La réponse est que, pour bénéficier à plein des opportunités, il faut désormais raisonner plus en termes de compétences qu’en termes de métier. En effet, nous voyons bien que, du côté du recruteur, quand un métier est nouveau, ce sont par les compétences qu’il devra organiser sa recherche des candidats au poste. Remarquons aussi que les compétences non techniques, sont, par définition, transversales aux métiers et nécessitent d’aller plus dans le détail pour être localisées.
Cette culture de la gestion des compétences va s’intensifier dès lors que les entreprises ont appris à les recenser et les anticiper. Ces dernières années, bon nombre d’outils sont apparus pour les aider à mieux les localiser et les gérer.

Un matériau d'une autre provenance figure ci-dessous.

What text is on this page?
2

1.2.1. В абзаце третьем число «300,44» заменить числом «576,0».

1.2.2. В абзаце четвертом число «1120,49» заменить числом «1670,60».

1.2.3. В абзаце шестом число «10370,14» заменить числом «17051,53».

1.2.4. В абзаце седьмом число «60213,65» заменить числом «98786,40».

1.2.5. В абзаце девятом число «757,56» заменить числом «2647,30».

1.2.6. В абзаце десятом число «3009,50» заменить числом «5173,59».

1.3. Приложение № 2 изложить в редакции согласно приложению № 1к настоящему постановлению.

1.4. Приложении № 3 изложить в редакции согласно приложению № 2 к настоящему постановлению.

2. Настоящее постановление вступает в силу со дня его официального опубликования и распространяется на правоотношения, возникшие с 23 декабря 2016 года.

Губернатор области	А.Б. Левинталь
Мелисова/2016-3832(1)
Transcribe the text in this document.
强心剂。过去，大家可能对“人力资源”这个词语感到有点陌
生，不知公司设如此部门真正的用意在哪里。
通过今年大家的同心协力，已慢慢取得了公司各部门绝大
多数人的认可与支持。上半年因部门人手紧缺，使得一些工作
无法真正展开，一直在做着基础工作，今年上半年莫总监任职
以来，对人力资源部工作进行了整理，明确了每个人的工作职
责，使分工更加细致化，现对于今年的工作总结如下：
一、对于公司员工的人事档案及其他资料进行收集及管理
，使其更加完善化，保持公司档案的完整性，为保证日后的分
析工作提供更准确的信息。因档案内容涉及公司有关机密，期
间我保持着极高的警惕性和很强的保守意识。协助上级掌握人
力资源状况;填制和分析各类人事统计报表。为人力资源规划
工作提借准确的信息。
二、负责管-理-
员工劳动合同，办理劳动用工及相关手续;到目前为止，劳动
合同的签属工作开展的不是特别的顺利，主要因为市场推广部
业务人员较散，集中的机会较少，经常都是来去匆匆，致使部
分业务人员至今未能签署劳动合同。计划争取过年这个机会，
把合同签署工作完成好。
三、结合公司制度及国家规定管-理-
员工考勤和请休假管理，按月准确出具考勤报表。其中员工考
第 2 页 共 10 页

Exemple : le centre IBM Ideas vient de publier une synthèse sur "Who's winning the talent search ?".(Qui va gagner la guerre des talents ?) Cette étude est intéressante pour les entreprises mais aussi pour le chercheur d’emploi en ce sens qu’elle peut lui faire prendre conscience de la nécessité d’aborder le marché en position d’offre de compétences plus que de chercheur d’emploi.
Même si l'étude est fortement marquée IBM (avec quelques conseils de solutions IBM au passage et une nette avance en matière de RH donnée aux Etats-Unis), cette synthèse a l'intérêt de faire ressortir quelques concepts-clés et les dernières pratiques innovantes en RH.
Le rapport suggère de rendre les salariés adaptables sur 3 points :
- en accompagnant la capacité de l'organisation à anticiper le futur ;
- en donnant un rôle primordial à l’identification des expertises au sein de l'entreprise ;
- en faisant travailler en transverse des équipes pluridisciplinaires et pluriculturelles.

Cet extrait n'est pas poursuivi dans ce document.